The potential of coming ways for DL-based methods in energy load forecasting contains:

  1. 1.

    The improvement of DL approaches across a scope of area types for load forecasting focuses on comparison-based papers.

  2. 2.

    The applications of DL models in research papers have not been much discussed.

  3. 3.

    Different case studies have been analyzed using DL gray-box models.

  4. 4.

    Analyze the sensitivity of DL models and their uncertainty.

  5. 5.

    The selection of hyperparameters for the DL model proposal establishes the guidelines.

  6. 6.

    The production of mountable DL-based models can be immediately evolved and tuned for use in various areas for load estimation.

  7. 7.

    The growth of strong models can provide accurate predictions even in the case of sensor fiascos, variations of the process, and other unforeseen events.

  8. 8.

    Implementation of innovative deep learning-based approaches in real-world applications, such as predictive model controllers, and demand-side management scheduling optimization.

7 Conclusion

This paper reviewed deep learning approaches that can be used to estimate the load energy consumption. Firstly, the concept and characteristics of deep learning approaches were discussed. After that, most widely used and vital methods of deep learning were presented. The basic overview and types for deep learning-based models are provided first, followed by an overview of some of the most popular methodologies.
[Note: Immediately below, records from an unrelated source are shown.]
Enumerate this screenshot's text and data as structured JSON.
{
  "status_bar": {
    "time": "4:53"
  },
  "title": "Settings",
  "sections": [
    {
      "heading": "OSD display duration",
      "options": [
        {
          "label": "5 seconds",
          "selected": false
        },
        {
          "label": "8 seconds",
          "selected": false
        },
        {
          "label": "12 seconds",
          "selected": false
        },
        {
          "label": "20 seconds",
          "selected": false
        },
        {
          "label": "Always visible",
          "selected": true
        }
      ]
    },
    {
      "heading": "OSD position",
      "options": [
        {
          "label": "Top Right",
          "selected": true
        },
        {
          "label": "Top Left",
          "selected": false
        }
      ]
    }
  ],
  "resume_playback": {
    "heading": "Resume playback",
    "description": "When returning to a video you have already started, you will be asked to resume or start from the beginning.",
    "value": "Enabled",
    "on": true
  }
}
Following that, this report included a summary of current trends based on published studies. After that, attributes extraction and load forecasting using deep learning techniques were studied. At last, this paper discusses some issues related to such type of model using deep learning approaches. According to our review, deep learning strategies have proved to generate more significant performance outcomes when used to feature extraction when compared to other methods, according to our consideration. Furthermore, comparable effects were reported when the deep learning approaches were used as prediction models. Because there are few comparison-based studies among DL-based approaches, determining which one produced the most promising outcomes is challenging. However, the current results are encouraging, and future research should build on the existing part of the information. Despite the significant growth of the papers and case studies in the recent years, there are still several obstacles and tasks to be completed. The applications of the deep learning approaches are not typically used for case studies and target attributes. But the comparison of the deep learning approaches across various case studies and implementation of DL-based models is the actual application of such works. Many applications for energy management and improvement rely heavily on forecasting models. Predictive control, demand response management, fault detection, and optimization models are examples of such applications. The conversation and discoveries of this paper might assist the researchers with concluding which profound learning-based models are utilized for load determining.